See my responses above.

It's the last iteration of that sensor from Nikon and from what I've seen it's about as good as the D90/D300 for noise/ISO.  Certainly those higher end cameras won't be any worse, so you shouldn't discount them except if you are on a strict budget.

You mentioned high speed targets - max shutter speed is 1/4000 - the D300 and higher go to 1/8000.  Also autofocus would be better on D300 or higher, and they go to higher frame rates 4/4.5 for D5000/D90, up to 7 or 8 with D300.

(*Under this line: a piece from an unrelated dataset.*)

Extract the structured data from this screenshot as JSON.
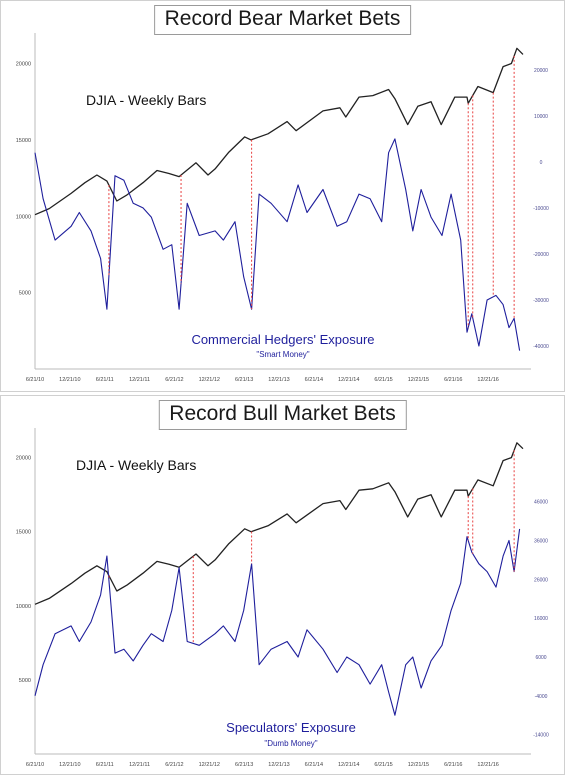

If you really are on a strict budget, I think the D5000 would be adequate.  The D90 buys you some more features but probably not any image quality or performance.


----------



## stroker (Oct 25, 2010)

Okay so i looked into sony and canon reviews last night. The options were even worse for my price range. Back to Nikon i guess.

How fast of an object will the D5000 capture without a blur? Im wanting to capture objects going up to and maybe over 2,000fps.


----------



## KmH (Oct 25, 2010)

stroker said:


> Okay so i looked into sony and canon reviews last night. The options were even worse for my price range. Back to Nikon i guess.
> 
> How fast of an object will the D5000 capture without a blur? Im wanting to capture objects going up to and maybe over 2,000fps.


You don't do that with shutter speed, you do it with strobed light (flash).

The Nikon SB-600 strobe light has a flash duration of approximately 1/25,000 of a second at 1/64th power output.
Do the math. Hint: 2000 fps = 24,000 ips (inches per second)


----------



## KmH (Oct 25, 2010)

TheFantasticG said:


> ....according to the DxO the D90 did score overall slightly better than the D5000... by 1 point.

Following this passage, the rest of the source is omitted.